Straßenkinderprojekt „Shangilia“ in Kenia
Projektnummer: 68
Über 100 Kinder drängen sich in den zu engen Wellblech-Hütten in Kangemi, einem der vielen Slums von Nairobi. Trotzdem sind die Eltern froh, dass ihre Kinder hier einen kostenlosen Unterricht bekommen – vom Kindergarten bis zur fünften Klasse. Die Lehrer stellt das kenianische Straßenkinderprojekt „Shangilia", das eng mit den Slum-Bewohnern zusammenarbeitet. „Shangilia" kümmert sich seit nunmehr 17 Jahren erfolgreich um Straßenkinder, ist aber selbst mit rund 200 Kindern schon überlastet. Trotzdem werden auch Kinder außerhalb des Heims, so gut es geht, mit versorgt.
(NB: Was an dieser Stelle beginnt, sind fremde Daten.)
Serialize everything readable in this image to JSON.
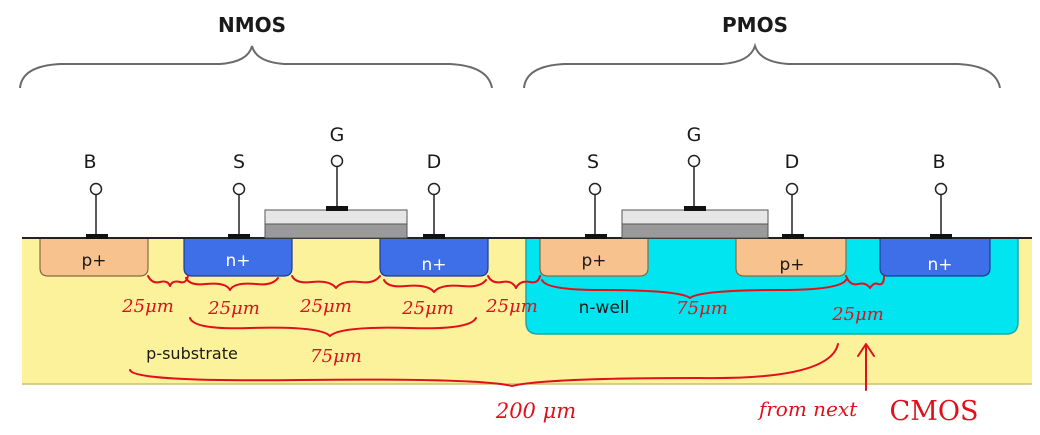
{
  "headings": {
    "nmos": "NMOS",
    "pmos": "PMOS"
  },
  "terminals": {
    "nmos": {
      "body": "B",
      "source": "S",
      "gate": "G",
      "drain": "D"
    },
    "pmos": {
      "source": "S",
      "gate": "G",
      "drain": "D",
      "body": "B"
    }
  },
  "regions": {
    "nmos_body": "p+",
    "nmos_source": "n+",
    "nmos_drain": "n+",
    "pmos_source": "p+",
    "pmos_drain": "p+",
    "pmos_body": "n+",
    "well": "n-well",
    "substrate": "p-substrate"
  },
  "annotations": {
    "dim_1": "25μm",
    "dim_2": "25μm",
    "dim_3": "25μm",
    "dim_4": "25μm",
    "dim_5": "25μm",
    "dim_pmos": "75μm",
    "dim_pmos_end": "25μm",
    "dim_nmos_total": "75μm",
    "dim_total": "200 μm",
    "note": "from next",
    "note_cmos": "CMOS"
  },
  "colors": {
    "substrate": "#fbf29b",
    "nwell": "#00e5f0",
    "n_plus": "#3f6fe8",
    "p_plus": "#f7c28e",
    "annotation": "#e0101c"
  }
}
Die Kinder kommen gern zur Schule – nicht zuletzt, weil es hier etwas zu essen gibt. „Shangilia" hat Mama Njeri angestellt, die auf offenem Feuer kocht. Es gibt zwar selten mehr als Mais und Bohnen – aber für viele Schüler ist das die einzige Mahlzeit: Keine Schule, kein Essen. Dieser Teil Kangemis ist bitterarm. Es gibt viele Waisenkinder, die hier bei Verwandten hausen. Die aber sind selbst viel zu elend dran, um sich um die ungewünschten Familienzuwachs kümmern zu können.
Über den Verein „Shangilia Deutschland e.V." unterstützt die Georg-Kraus-Stiftung das integrierte Projekt. Sie zahlt in 2012 die Personalkosten für 7 Lehrer in der Community school des Shangilia Projektes.